Efficient data security
Opting for edge computing has a one-up on cloud computing from the perspective of data security. With the cloud, your data is stored on a centralized cloud and can be tampered with in case of a single breach to the cloud in question. For example, if you store your photos on Google Drive, which is a cloud-based storage solution, then that content is under some degree of data breach risk if a threat targets Drive. Additionally, your data is not transported from one area to another; it remains on the edge device and is, therefore, more secure.

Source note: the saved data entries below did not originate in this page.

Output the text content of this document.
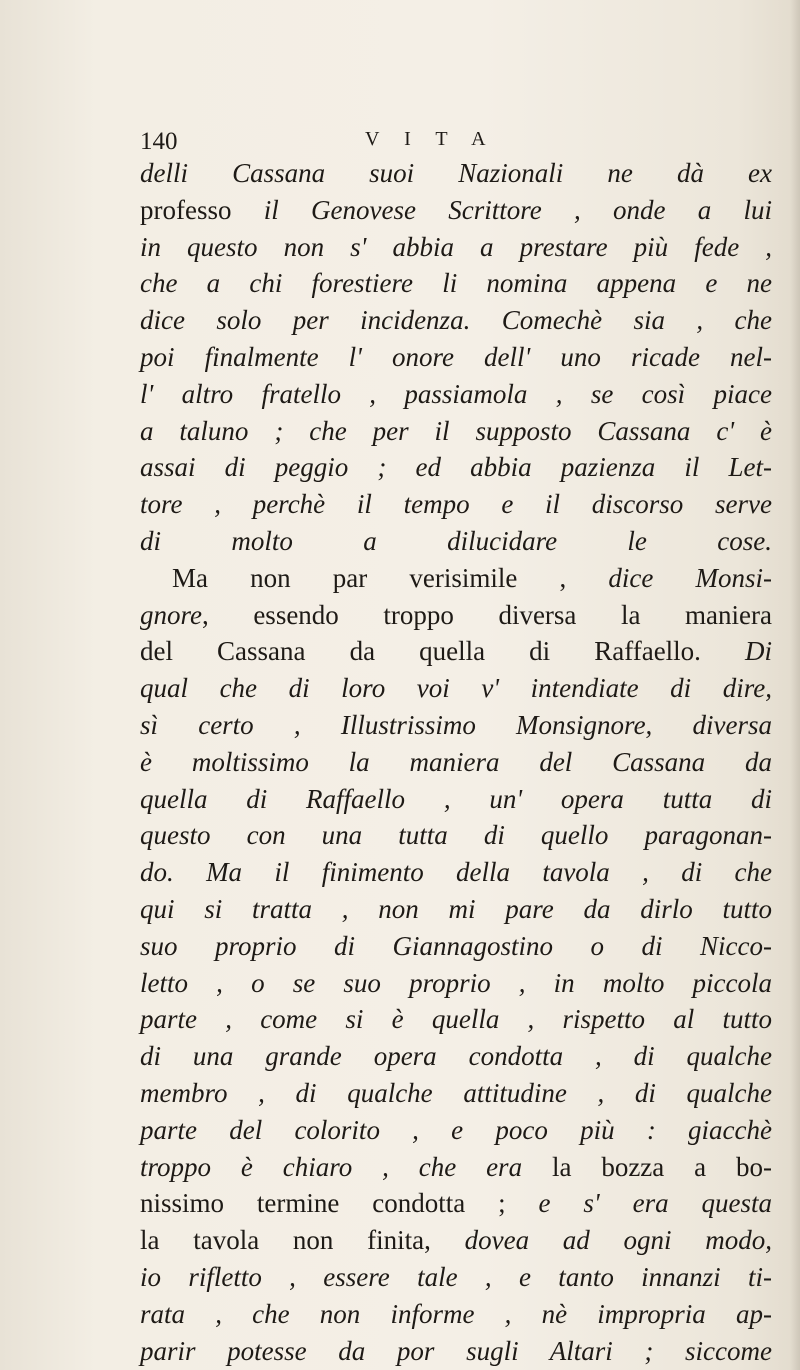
140	V I T A
delli Cassana suoi Nazionali ne dà ex
professo il Genovese Scrittore , onde a lui
in questo non s' abbia a prestare più fede ,
che a chi forestiere li nomina appena e ne
dice solo per incidenza. Comechè sia , che
poi finalmente l' onore dell' uno ricade nel-
l' altro fratello , passiamola , se così piace
a taluno ; che per il supposto Cassana c' è
assai di peggio ; ed abbia pazienza il Let-
tore , perchè il tempo e il discorso serve
di molto a dilucidare le cose.
Ma non par verisimile , dice Monsi-
gnore, essendo troppo diversa la maniera
del Cassana da quella di Raffaello. Di
qual che di loro voi v' intendiate di dire,
sì certo , Illustrissimo Monsignore, diversa
è moltissimo la maniera del Cassana da
quella di Raffaello , un' opera tutta di
questo con una tutta di quello paragonan-
do. Ma il finimento della tavola , di che
qui si tratta , non mi pare da dirlo tutto
suo proprio di Giannagostino o di Nicco-
letto , o se suo proprio , in molto piccola
parte , come si è quella , rispetto al tutto
di una grande opera condotta , di qualche
membro , di qualche attitudine , di qualche
parte del colorito , e poco più : giacchè
troppo è chiaro , che era la bozza a bo-
nissimo termine condotta ; e s' era questa
la tavola non finita, dovea ad ogni modo,
io rifletto , essere tale , e tanto innanzi ti-
rata , che non informe , nè impropria ap-
parir potesse da por sugli Altari ; siccome
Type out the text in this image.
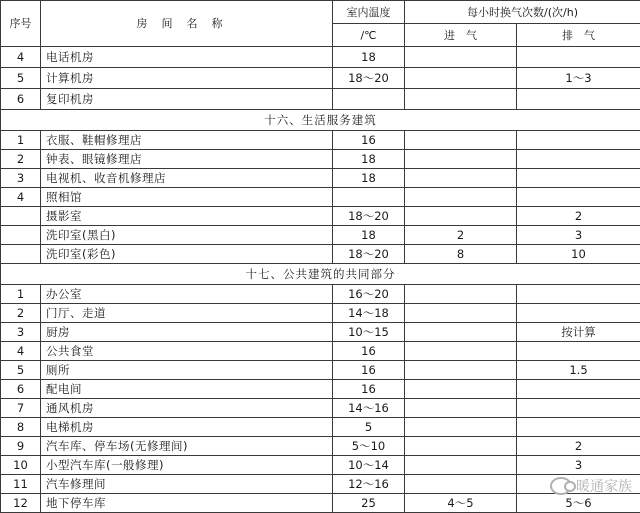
序号	房间名称	室内温度	每小时换气次数/(次/h)	
		/℃	进　气	排　气
4	电话机房	18		
5	计算机房	18～20		1～3
6	复印机房			
十六、生活服务建筑				
1	衣服、鞋帽修理店	16		
2	钟表、眼镜修理店	18		
3	电视机、收音机修理店	18		
4	照相馆			
	摄影室	18～20		2
	洗印室(黑白)	18	2	3
	洗印室(彩色)	18～20	8	10
十七、公共建筑的共同部分				
1	办公室	16～20		
2	门厅、走道	14～18		
3	厨房	10～15		按计算
4	公共食堂	16		
5	厕所	16		1.5
6	配电间	16		
7	通风机房	14～16		
8	电梯机房	5		
9	汽车库、停车场(无修理间)	5～10		2
10	小型汽车库(一般修理)	10～14		3
11	汽车修理间	12～16		
12	地下停车库	25	4～5	5～6
暖通家族
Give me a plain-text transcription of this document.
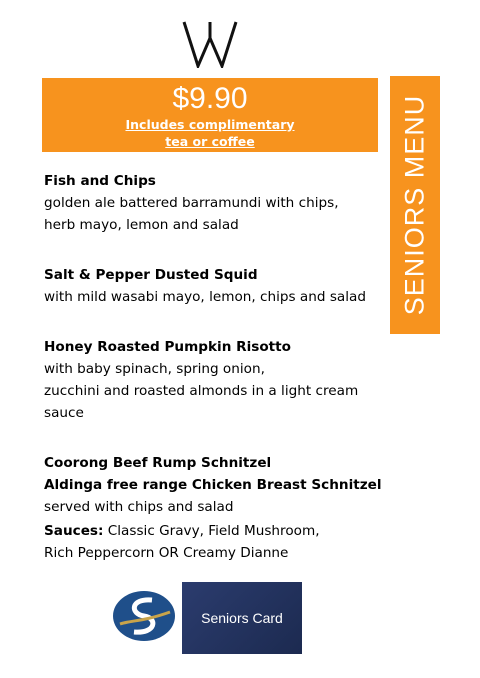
$9.90
Includes complimentary
tea or coffee	SENIORS MENU
Fish and Chips
golden ale battered barramundi with chips,
herb mayo, lemon and salad
Salt & Pepper Dusted Squid
with mild wasabi mayo, lemon, chips and salad
Honey Roasted Pumpkin Risotto
with baby spinach, spring onion,
zucchini and roasted almonds in a light cream
sauce
Coorong Beef Rump Schnitzel
Aldinga free range Chicken Breast Schnitzel
served with chips and salad
Sauces: Classic Gravy, Field Mushroom,
Rich Peppercorn OR Creamy Dianne
Seniors Card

Edge AI solutions and applications
A lot of common applications of edge AI were not only discussed above but may have also popped into your mind once its premise was established. It is no secret that edge AI is becoming prevalent so let’s take a look at a few more use cases where edge AI plays an integral role in everyday life.
- Self-driving cars
- Smart speakers and assistants
- Surveillance cameras utilizing computer vision
- Self-operating drones
- Robots (utilizing machine vision)
- Smartphones and smartwatches
- Facial and fingerprint recognition
- Text-to-speech
- Body monitoring (for health use)
- Medical imaging
Key takeaways
Edge AI is quickly becoming not only a preference but a necessity for new products and services emerging in the market, from self-driving vehicles to smart home appliances. Instead of running algorithms and processing computer vision tasks such as image segmentation via the cloud, edge computing allows all of that to be carried out on a local IoT device. The benefits of edge AI currently outweigh the disadvantages, providing significant gains such as better security, cost-efficiency, and reliability on the system it is integrated with. Edge artificial intelligence offers a fail-safe approach to computing that is unaffected by network inconsistencies and data breaches that are more prone to the cloud. Living life on the edge seems to be the go-to choice for those who want to create innovative and exceptional products or software from now and into the future. Now you know all about what edge AI is and how it’s taking the industry by storm.